PAIRWISE TEMPORAL KEY CREATION FOR SECURE NETWORKS

摘要

A system and method for establishing a pairwise temporal key (PTK) between two devices based on a shared master key and using a single message authentication codes (MAC) algorithm is disclosed. The devices use the shared master key to independently compute four MACs representing the desired PTK, a KCK, and a first and a second KMAC. The Responder sends its first KMAC to the Initiator, which retains the computed PTK only if it verifies that the received first KMAC equals its computed first KMAC and hence that the Responder indeed possesses the purportedly shared master key. The Initiator sends a third message including the second KMAC to the Responder.
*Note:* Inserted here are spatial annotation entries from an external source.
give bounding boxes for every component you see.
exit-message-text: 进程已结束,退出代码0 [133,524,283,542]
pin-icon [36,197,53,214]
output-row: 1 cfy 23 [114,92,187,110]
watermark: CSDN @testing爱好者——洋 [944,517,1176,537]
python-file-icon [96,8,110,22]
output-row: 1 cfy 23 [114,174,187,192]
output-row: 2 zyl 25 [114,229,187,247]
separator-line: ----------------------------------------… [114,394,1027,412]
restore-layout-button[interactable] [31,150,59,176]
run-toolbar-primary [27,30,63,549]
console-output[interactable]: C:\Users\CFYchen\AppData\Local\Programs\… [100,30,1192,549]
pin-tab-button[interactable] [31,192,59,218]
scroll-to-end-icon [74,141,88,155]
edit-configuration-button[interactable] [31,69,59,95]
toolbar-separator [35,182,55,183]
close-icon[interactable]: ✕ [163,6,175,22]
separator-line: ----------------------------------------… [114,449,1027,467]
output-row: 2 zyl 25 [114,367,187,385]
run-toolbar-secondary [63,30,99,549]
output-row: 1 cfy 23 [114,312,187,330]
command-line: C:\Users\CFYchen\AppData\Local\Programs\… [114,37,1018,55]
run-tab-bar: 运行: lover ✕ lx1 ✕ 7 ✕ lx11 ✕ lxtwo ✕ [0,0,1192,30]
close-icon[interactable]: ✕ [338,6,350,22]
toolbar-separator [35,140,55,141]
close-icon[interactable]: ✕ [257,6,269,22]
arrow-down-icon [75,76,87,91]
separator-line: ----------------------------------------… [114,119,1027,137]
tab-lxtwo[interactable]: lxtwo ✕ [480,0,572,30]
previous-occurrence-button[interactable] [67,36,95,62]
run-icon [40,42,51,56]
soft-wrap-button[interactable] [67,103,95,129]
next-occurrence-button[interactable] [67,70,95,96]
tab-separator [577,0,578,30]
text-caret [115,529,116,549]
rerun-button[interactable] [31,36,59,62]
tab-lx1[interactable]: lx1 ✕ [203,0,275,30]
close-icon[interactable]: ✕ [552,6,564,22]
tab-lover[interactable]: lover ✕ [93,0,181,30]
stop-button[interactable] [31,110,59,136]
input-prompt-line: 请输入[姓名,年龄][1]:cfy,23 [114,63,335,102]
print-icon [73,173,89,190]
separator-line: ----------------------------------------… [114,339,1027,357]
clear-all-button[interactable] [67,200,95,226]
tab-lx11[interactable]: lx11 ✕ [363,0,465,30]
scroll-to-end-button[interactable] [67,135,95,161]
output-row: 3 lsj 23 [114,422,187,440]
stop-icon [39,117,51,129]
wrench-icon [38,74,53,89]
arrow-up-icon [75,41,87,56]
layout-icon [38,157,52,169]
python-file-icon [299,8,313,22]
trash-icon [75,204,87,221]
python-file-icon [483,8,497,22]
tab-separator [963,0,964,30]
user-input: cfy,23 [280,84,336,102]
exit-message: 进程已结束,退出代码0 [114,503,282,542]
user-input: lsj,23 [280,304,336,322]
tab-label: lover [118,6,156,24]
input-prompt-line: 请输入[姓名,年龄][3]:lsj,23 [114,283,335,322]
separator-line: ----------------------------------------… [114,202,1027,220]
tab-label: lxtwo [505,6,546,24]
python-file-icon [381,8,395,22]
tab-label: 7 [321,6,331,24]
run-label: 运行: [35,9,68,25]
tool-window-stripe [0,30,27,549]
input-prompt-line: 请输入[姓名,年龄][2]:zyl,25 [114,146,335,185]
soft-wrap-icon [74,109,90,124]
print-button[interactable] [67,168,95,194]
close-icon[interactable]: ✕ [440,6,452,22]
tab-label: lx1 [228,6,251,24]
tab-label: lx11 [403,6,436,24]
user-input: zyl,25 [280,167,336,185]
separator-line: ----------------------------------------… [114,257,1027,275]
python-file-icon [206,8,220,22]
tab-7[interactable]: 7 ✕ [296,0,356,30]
The Responder retains the computed PTK only if it has verified that the received second KMAC equals its computed second KMAC and hence that the Initiator indeed possesses the purportedly shared master key.

主权项

1. A method of communication in a body area network, the method comprising:
generating, by an initiator device, a first pairwise temporal key (PTK) frame including a responder address (Address_R), an initiator address (Address_I), an initiator nonce (Nonce_I), and a PTK index; receiving, by the initiator device from a responder device, a second PTK frame including the Address_I, the Address_R, a responder nonce (Nonce_R), the PTK index, and a responder key message authentication code (PTK_KMAC_2B); computing, by the initiator device, a first initiator key message authentication code including an initiator key confirmation key (KCK) by executing a cypher-based message authentication code (CMAC) on an initiator master key (MK) and a first string including the Address_R, the Address_I, the Nonce_R, and the Nonce_I; computing, by the initiator device, a second initiator key message authentication code (PTK_KMAC_2A) by executing the CMAC on the initiator KCK and a second string including the Address_I, the Address_R, the Nonce_I, and the Nonce_R; and verifying, by the initiator device, the PTK_KMAC_2A with the PTK_KMAC_2B.